I thought I would add this because the a in the example you gave is sorted:
import numpy as np
a = [1, 3, 5, 6, 9, 10, 14, 15, 56]
start = np.searchsorted(a, 6, 'left')
end = np.searchsorted(a, 10, 'right')
rng = np.arange(start, end)
rng
# array([3, 4, 5])
a = np.array([1,2,3,4,5,6,7,8,9])
b = a[(a>2) & (a<8)]
Other way is with:
np.vectorize(lambda x: 6 <= x <= 10)(a)
which returns:
array([False, False, False, True, True, True, False, False, False])
It is sometimes useful for masking time series, vectors, etc.
This code snippet returns all the numbers in a numpy array between two values:
a = np.array([1, 3, 5, 6, 9, 10, 14, 15, 56] )
a[(a>6)*(a<10)]
It works as following:
(a>6) returns a numpy array with True (1) and False (0), so does (a<10). By multiplying these two together you get an array with either a True, if both statements are True (because 1x1 = 1) or False (because 0x0 = 0 and 1x0 = 0).
The part a[...] returns all values of array a where the array between brackets returns a True statement.
Of course you can make this more complicated by saying for instance
...*(1-a<10)
which is similar to an "and Not" statement.
a = np.array([1, 3, 5, 6, 9, 10, 14, 15, 56])
np.argwhere((a>=6) & (a<=10))
Wanted to add numexpr into the mix:
import numpy as np
import numexpr as ne
a = np.array([1, 3, 5, 6, 9, 10, 14, 15, 56])
np.where(ne.evaluate("(6 <= a) & (a <= 10)"))[0]
# array([3, 4, 5], dtype=int64)
Would only make sense for larger arrays with millions... or if you hitting a memory limits.

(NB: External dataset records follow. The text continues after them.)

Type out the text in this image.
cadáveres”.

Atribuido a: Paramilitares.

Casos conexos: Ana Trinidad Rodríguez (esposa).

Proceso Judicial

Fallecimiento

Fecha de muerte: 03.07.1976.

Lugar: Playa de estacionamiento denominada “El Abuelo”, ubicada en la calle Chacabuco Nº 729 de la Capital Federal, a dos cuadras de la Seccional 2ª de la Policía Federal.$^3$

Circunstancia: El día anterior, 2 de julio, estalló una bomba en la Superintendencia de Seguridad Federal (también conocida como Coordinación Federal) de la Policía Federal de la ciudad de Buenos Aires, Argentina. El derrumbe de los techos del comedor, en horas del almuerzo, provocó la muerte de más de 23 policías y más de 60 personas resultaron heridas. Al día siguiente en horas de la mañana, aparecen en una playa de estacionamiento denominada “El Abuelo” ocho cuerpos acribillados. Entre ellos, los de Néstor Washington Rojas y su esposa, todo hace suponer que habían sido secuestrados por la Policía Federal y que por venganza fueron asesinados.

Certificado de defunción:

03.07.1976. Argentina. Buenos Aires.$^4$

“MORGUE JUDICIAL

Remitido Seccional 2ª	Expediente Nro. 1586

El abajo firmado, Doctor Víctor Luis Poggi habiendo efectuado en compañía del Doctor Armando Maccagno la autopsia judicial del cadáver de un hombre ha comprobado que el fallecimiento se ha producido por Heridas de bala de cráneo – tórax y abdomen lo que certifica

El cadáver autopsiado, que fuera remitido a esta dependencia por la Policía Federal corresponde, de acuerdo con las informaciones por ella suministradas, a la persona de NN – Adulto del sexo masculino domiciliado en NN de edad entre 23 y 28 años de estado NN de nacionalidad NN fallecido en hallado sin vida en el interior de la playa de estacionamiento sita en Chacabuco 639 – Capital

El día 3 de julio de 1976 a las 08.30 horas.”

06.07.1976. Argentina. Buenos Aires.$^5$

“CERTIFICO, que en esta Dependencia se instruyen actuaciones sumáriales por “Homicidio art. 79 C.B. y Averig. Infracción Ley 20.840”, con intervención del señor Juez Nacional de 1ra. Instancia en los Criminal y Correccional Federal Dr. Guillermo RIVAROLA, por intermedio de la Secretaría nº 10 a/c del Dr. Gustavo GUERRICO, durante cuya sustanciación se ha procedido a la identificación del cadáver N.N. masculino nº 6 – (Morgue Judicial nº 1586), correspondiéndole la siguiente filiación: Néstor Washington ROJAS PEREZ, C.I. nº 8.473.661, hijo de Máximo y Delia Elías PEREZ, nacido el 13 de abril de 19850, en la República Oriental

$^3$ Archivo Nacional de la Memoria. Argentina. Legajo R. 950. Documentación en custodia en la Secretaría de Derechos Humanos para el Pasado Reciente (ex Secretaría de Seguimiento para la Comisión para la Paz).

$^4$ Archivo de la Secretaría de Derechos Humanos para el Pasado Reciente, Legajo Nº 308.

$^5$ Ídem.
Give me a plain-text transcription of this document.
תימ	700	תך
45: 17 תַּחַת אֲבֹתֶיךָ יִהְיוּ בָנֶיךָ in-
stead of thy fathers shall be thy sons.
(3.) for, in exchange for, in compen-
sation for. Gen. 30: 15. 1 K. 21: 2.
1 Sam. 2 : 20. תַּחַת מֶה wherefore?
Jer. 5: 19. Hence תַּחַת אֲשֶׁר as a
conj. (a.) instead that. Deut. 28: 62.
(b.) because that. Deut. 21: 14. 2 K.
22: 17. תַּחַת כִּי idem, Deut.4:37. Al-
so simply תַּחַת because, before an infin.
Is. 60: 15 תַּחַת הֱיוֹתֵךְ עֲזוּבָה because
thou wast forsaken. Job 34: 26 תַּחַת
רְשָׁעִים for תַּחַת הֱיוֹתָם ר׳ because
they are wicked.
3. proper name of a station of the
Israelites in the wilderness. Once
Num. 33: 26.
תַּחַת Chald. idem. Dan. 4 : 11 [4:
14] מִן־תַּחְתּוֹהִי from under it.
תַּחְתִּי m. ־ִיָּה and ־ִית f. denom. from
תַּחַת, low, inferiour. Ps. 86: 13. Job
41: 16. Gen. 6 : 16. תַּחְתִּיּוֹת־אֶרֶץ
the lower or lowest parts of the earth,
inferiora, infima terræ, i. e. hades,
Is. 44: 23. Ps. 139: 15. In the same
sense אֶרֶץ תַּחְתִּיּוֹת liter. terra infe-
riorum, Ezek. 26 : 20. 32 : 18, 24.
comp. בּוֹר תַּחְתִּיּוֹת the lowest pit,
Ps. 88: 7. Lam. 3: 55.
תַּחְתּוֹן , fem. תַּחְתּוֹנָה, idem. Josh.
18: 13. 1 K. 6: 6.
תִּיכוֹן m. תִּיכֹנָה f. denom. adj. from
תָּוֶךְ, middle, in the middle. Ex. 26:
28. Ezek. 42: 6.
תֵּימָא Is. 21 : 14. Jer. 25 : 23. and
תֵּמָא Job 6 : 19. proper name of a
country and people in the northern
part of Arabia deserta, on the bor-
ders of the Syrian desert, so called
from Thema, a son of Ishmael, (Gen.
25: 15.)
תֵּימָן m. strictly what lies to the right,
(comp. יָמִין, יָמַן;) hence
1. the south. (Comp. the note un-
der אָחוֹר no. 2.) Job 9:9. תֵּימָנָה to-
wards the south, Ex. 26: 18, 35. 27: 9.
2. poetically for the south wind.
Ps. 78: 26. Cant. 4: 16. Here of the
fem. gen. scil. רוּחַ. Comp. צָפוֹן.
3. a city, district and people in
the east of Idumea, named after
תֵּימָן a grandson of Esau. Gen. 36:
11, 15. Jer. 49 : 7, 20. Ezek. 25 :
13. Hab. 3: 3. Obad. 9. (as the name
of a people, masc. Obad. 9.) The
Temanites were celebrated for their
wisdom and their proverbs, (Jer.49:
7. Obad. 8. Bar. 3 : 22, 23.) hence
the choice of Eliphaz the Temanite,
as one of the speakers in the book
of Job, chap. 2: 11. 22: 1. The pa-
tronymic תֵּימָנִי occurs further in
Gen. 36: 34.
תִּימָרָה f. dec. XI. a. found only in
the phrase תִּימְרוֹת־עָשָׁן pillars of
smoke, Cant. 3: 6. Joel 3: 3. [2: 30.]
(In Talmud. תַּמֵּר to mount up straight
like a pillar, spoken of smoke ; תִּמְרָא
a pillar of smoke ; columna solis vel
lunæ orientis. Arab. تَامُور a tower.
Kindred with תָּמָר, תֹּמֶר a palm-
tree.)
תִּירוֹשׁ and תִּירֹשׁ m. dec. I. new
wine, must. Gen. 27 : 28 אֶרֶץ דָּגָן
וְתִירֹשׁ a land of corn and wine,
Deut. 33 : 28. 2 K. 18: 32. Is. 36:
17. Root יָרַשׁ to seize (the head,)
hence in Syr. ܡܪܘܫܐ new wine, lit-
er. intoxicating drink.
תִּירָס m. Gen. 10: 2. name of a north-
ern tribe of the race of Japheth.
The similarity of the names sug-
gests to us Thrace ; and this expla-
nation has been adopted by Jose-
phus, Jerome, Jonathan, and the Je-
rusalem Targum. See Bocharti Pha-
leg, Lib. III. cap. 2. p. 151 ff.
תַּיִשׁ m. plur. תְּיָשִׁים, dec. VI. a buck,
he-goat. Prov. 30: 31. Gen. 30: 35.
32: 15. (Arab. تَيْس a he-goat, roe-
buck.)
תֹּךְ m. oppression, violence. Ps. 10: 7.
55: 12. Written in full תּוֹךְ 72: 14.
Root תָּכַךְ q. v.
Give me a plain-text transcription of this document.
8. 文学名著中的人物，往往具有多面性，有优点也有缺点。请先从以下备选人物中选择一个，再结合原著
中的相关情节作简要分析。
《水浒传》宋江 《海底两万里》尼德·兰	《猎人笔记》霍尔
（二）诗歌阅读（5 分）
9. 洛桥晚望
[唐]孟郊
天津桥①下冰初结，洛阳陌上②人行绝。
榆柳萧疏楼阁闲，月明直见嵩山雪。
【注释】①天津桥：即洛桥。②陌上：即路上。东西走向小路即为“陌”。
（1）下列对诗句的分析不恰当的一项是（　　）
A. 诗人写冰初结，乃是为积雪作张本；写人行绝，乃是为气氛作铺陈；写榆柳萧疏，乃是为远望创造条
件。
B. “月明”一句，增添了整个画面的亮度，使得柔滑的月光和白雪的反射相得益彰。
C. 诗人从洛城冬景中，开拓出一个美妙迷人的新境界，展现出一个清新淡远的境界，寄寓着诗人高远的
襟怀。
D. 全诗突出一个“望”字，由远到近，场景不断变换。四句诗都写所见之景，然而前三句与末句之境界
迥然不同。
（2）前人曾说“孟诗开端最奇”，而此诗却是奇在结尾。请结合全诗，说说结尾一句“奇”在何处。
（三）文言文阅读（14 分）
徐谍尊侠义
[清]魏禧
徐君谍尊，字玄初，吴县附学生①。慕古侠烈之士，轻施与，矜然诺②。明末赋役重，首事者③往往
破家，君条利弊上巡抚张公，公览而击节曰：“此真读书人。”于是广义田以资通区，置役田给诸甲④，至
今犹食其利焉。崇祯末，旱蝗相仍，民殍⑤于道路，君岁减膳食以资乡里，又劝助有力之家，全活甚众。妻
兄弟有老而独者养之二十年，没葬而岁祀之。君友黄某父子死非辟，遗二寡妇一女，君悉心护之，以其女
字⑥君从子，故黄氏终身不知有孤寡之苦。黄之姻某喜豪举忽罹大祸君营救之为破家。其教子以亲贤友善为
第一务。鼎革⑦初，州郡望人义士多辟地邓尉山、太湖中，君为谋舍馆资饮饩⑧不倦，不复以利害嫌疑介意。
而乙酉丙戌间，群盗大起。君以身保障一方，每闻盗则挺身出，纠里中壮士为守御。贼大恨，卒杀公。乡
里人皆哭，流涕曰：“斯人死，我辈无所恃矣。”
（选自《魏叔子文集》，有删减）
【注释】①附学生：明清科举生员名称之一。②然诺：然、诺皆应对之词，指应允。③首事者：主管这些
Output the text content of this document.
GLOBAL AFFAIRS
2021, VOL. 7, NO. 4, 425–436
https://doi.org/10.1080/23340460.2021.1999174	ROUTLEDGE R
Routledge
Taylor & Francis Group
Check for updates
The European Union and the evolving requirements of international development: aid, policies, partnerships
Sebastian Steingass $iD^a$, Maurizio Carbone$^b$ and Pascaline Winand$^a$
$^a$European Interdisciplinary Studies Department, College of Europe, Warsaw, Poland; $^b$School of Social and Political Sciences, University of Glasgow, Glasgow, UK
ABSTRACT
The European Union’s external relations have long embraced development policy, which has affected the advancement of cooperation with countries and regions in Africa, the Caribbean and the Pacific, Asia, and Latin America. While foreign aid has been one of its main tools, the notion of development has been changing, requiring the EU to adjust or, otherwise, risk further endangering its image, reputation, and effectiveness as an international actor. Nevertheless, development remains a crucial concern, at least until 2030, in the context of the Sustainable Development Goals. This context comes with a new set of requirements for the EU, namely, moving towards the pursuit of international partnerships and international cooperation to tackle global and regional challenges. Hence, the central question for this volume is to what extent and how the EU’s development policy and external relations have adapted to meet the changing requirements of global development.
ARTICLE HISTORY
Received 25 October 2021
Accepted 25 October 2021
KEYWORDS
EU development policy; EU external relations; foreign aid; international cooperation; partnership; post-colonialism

This may not be the prettiest, but works for any dimension
a = np.array([[-1,2], [1,5], [6,7], [5,2], [3,4], [0, 0], [-1,-1]])
ranges = (0,4), (0,4)
def conditionRange(X : np.ndarray, ranges : list) -> np.ndarray:
idx = set()
for column, r in enumerate(ranges):
tmp = np.where(np.logical_and(X[:, column] >= r[0], X[:, column] <= r[1]))[0]
if idx:
idx = idx & set(tmp)
else:
idx = set(tmp)
idx = np.array(list(idx))
return X[idx, :]
b = conditionRange(a, ranges)
print(b)
s=[52, 33, 70, 39, 57, 59, 7, 2, 46, 69, 11, 74, 58, 60, 63, 43, 75, 92, 65, 19, 1, 79, 22, 38, 26, 3, 66, 88, 9, 15, 28, 44, 67, 87, 21, 49, 85, 32, 89, 77, 47, 93, 35, 12, 73, 76, 50, 45, 5, 29, 97, 94, 95, 56, 48, 71, 54, 55, 51, 23, 84, 80, 62, 30, 13, 34]
dic={}
for i in range(0,len(s),10):
dic[i,i+10]=list(filter(lambda x:((x>=i)&(x<i+10)),s))
print(dic)
for keys,values in dic.items():
print(keys)
print(values)
Output:
(0, 10)
[7, 2, 1, 3, 9, 5]
(20, 30)
[22, 26, 28, 21, 29, 23]
(30, 40)
[33, 39, 38, 32, 35, 30, 34]
(10, 20)
[11, 19, 15, 12, 13]
(40, 50)
[46, 43, 44, 49, 47, 45, 48]
(60, 70)
[69, 60, 63, 65, 66, 67, 62]
(50, 60)
[52, 57, 59, 58, 50, 56, 54, 55, 51]
You can use np.clip() to achieve the same:
a = [1, 3, 5, 6, 9, 10, 14, 15, 56]
np.clip(a,6,10)
However, it holds the values less than and greater than 6 and 10 respectively.